Der digitale Euro soll genau hier seine Stärke ausspielen. Da der Wert direkt auf dem Gerät gespeichert sein kann, ähnlich wie bei einer Geldkarte früher, funktioniert die Übertragung von Handy zu Handy auch ohne Mobilfunknetz. Das könnte für Hofläden, kleine Cafés im Wald oder den Flohmarktstand eine echte Erleichterung sein. Man braucht kein teures Terminal und keine stabile Internetleitung, um sicher bezahlt zu werden.
Diese Robustheit ist ein Schlüsselfaktor. Ein Zahlungssystem, das bei einem Stromausfall oder Netzstörung zusammenbricht, ist keine echte Alternative zum Bargeld. Bargeld funktioniert immer, solange man Licht hat, um es zu zählen. Der digitale Euro muss beweisen, dass er ähnlich krisenfest ist. Die technische Umsetzung ist kompliziert, aber machbar.

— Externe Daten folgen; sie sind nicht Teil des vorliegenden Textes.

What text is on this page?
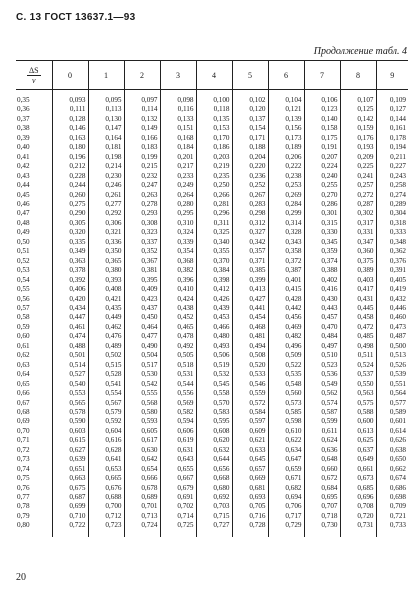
С. 13 ГОСТ 13637.1—93
Продолжение табл. 4
$\frac{\Delta S}{v}$	0	1	2	3	4	5	6	7	8	9
0,35	0,093	0,095	0,097	0,098	0,100	0,102	0,104	0,106	0,107	0,109
0,36	0,111	0,113	0,114	0,116	0,118	0,120	0,121	0,123	0,125	0,127
0,37	0,128	0,130	0,132	0,133	0,135	0,137	0,139	0,140	0,142	0,144
0,38	0,146	0,147	0,149	0,151	0,153	0,154	0,156	0,158	0,159	0,161
0,39	0,163	0,164	0,166	0,168	0,170	0,171	0,173	0,175	0,176	0,178
0,40	0,180	0,181	0,183	0,184	0,186	0,188	0,189	0,191	0,193	0,194
0,41	0,196	0,198	0,199	0,201	0,203	0,204	0,206	0,207	0,209	0,211
0,42	0,212	0,214	0,215	0,217	0,219	0,220	0,222	0,224	0,225	0,227
0,43	0,228	0,230	0,232	0,233	0,235	0,236	0,238	0,240	0,241	0,243
0,44	0,244	0,246	0,247	0,249	0,250	0,252	0,253	0,255	0,257	0,258
0,45	0,260	0,261	0,263	0,264	0,266	0,267	0,269	0,270	0,272	0,274
0,46	0,275	0,277	0,278	0,280	0,281	0,283	0,284	0,286	0,287	0,289
0,47	0,290	0,292	0,293	0,295	0,296	0,298	0,299	0,301	0,302	0,304
0,48	0,305	0,306	0,308	0,310	0,311	0,312	0,314	0,315	0,317	0,318
0,49	0,320	0,321	0,323	0,324	0,325	0,327	0,328	0,330	0,331	0,333
0,50	0,335	0,336	0,337	0,339	0,340	0,342	0,343	0,345	0,347	0,348
0,51	0,349	0,350	0,352	0,354	0,355	0,357	0,358	0,359	0,360	0,362
0,52	0,363	0,365	0,367	0,368	0,370	0,371	0,372	0,374	0,375	0,376
0,53	0,378	0,380	0,381	0,382	0,384	0,385	0,387	0,388	0,389	0,391
0,54	0,392	0,393	0,395	0,396	0,398	0,399	0,401	0,402	0,403	0,405
0,55	0,406	0,408	0,409	0,410	0,412	0,413	0,415	0,416	0,417	0,419
0,56	0,420	0,421	0,423	0,424	0,426	0,427	0,428	0,430	0,431	0,432
0,57	0,434	0,435	0,437	0,438	0,439	0,441	0,442	0,443	0,445	0,446
0,58	0,447	0,449	0,450	0,452	0,453	0,454	0,456	0,457	0,458	0,460
0,59	0,461	0,462	0,464	0,465	0,466	0,468	0,469	0,470	0,472	0,473
0,60	0,474	0,476	0,477	0,478	0,480	0,481	0,482	0,484	0,485	0,487
0,61	0,488	0,489	0,490	0,492	0,493	0,494	0,496	0,497	0,498	0,500
0,62	0,501	0,502	0,504	0,505	0,506	0,508	0,509	0,510	0,511	0,513
0,63	0,514	0,515	0,517	0,518	0,519	0,520	0,522	0,523	0,524	0,526
0,64	0,527	0,528	0,530	0,531	0,532	0,533	0,535	0,536	0,537	0,539
0,65	0,540	0,541	0,542	0,544	0,545	0,546	0,548	0,549	0,550	0,551
0,66	0,553	0,554	0,555	0,556	0,558	0,559	0,560	0,562	0,563	0,564
0,67	0,565	0,567	0,568	0,569	0,570	0,572	0,573	0,574	0,575	0,577
0,68	0,578	0,579	0,580	0,582	0,583	0,584	0,585	0,587	0,588	0,589
0,69	0,590	0,592	0,593	0,594	0,595	0,597	0,598	0,599	0,600	0,601
0,70	0,603	0,604	0,605	0,606	0,608	0,609	0,610	0,611	0,613	0,614
0,71	0,615	0,616	0,617	0,619	0,620	0,621	0,622	0,624	0,625	0,626
0,72	0,627	0,628	0,630	0,631	0,632	0,633	0,634	0,636	0,637	0,638
0,73	0,639	0,641	0,642	0,643	0,644	0,645	0,647	0,648	0,649	0,650
0,74	0,651	0,653	0,654	0,655	0,656	0,657	0,659	0,660	0,661	0,662
0,75	0,663	0,665	0,666	0,667	0,668	0,669	0,671	0,672	0,673	0,674
0,76	0,675	0,676	0,678	0,679	0,680	0,681	0,682	0,684	0,685	0,686
0,77	0,687	0,688	0,689	0,691	0,692	0,693	0,694	0,695	0,696	0,698
0,78	0,699	0,700	0,701	0,702	0,703	0,705	0,706	0,707	0,708	0,709
0,79	0,710	0,712	0,713	0,714	0,715	0,716	0,717	0,718	0,720	0,721
0,80	0,722	0,723	0,724	0,725	0,727	0,728	0,729	0,730	0,731	0,733
20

Zeitplan und Ausblick für Gotha
Wann können wir also damit rechnen? Die Vorbereitungsphase der EZB läuft aktuell noch und wird voraussichtlich bis Ende 2025 andauern. Danach wird entschieden, ob und wann der digitale Euro tatsächlich eingeführt wird. Experten rechnen damit, dass es frühestens 2026, eher 2027 oder später so weit sein wird, bis wir die App auf unseren Smartphones haben.
Es ist also kein Grund zur Panik und auch kein Grund zur überhasteten Euphorie. Es ist ein langsamer Prozess der Modernisierung. Für Gotha bedeutet das, dass wir uns langsam an den Gedanken gewöhnen können. Die Händler können sich informieren, die Banken bereiten ihre Systeme vor und wir Bürger können beobachten, wie sich das Konzept entwickelt.
Vielleicht werden wir in fünf Jahren auf dem Weihnachtsmarkt stehen und ganz selbstverständlich mit dem digitalen Euro unseren Glühwein bezahlen. Vielleicht werden wir aber auch weiterhin die Münzen aus der Tasche kramen, weil es einfach Tradition ist. Wahrscheinlich wird es eine Mischung aus beidem sein. Der digitale Euro ist ein Angebot, keine Pflicht.